Unraveling the biofilm armor: How ROS drives biofilm formation in aquatic pathogen Edwardsiella piscicida

Excessive reactive oxygen species (ROS) in the environment and within host cells present a serious threat to the survival and infectivity of pathogenic bacteria. Bacterial biofilm is recognized as a crucial resistance strategy against ROS. However, the mechanisms by which pathogenic bacteria respond to ROS to facilitate biofilm formation, particularly in aquatic pathogens, remain poorly understood. In our prior study, we generated a mutant (designated as ΔtrxAC) with elevated ROS levels by knocking out trxA and trxC of the thioredoxin system (Trx) in Edwardsiella piscicida, a ubiquitous pathogen causing serious economic losses in aquaculture. In this study, we observed that, compared to the wild type (WT), the biofilm growth and expression of cellulose biosynthesis genes in ΔtrxAC were significantly enhanced, while complementation strain of ΔtrxAC by expressing grx1 exhibited restored redox homeostasis and biofilm formation, indicating that elevated ROS promotes E. piscicida's capability of biofilm formation.

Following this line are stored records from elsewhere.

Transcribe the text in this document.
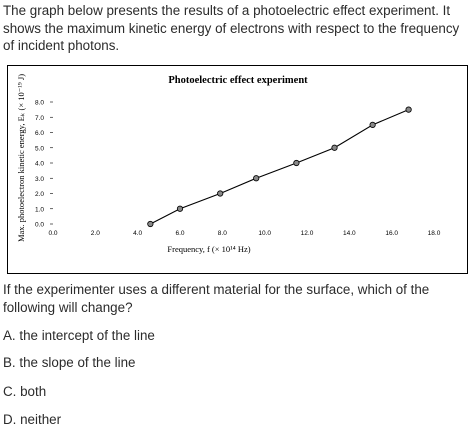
The graph below presents the results of a photoelectric effect experiment. It shows the maximum kinetic energy of electrons with respect to the frequency of incident photons.
Photoelectric effect experiment
0.0
1.0
2.0
3.0
4.0
5.0
6.0
7.0
8.0
0.0	2.0	4.0	6.0	8.0	10.0	12.0	14.0	16.0	18.0
Frequency, f (× 10¹⁴ Hz)
Max. photoelectron kinetic energy, Eₖ (× 10⁻¹⁹ J)
If the experimenter uses a different material for the surface, which of the following will change?
A. the intercept of the line
B. the slope of the line
C. both
D. neither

We also observed a substantial increase in the levels of c-di-GMP, a vital signaling molecule involved in cellulose production and biofilm formation, in ΔtrxAC. The expression of phosphodiesterase YhjH, which degrades c-di-GMP, was decreased in ΔtrxAC and negatively correlated with biofilm formation. Consistently, ΔtrxAC exhibited a reduction in the expression of the regulatory factor FliA, which positively regulates the expression of yhjH. Regarding pathogenicity, the Trx mutation diminished the proliferation of E. piscicida in host cells and tissues, but it enhanced bacterial hemolytic activity, a virulence trait closely associated with biofilm formation, suggesting that the impact of ROS on bacterial virulence is multifaceted and intricate. In summary, this study elucidates for the first time the pathway through which E. piscicida responds to ROS to promote biofilm formation, as well as its implication for pathogenicity. These findings provide insights into the pathogenic mechanisms of E. piscicida and inform the development of novel strategies for preventing infections caused by this pathogen.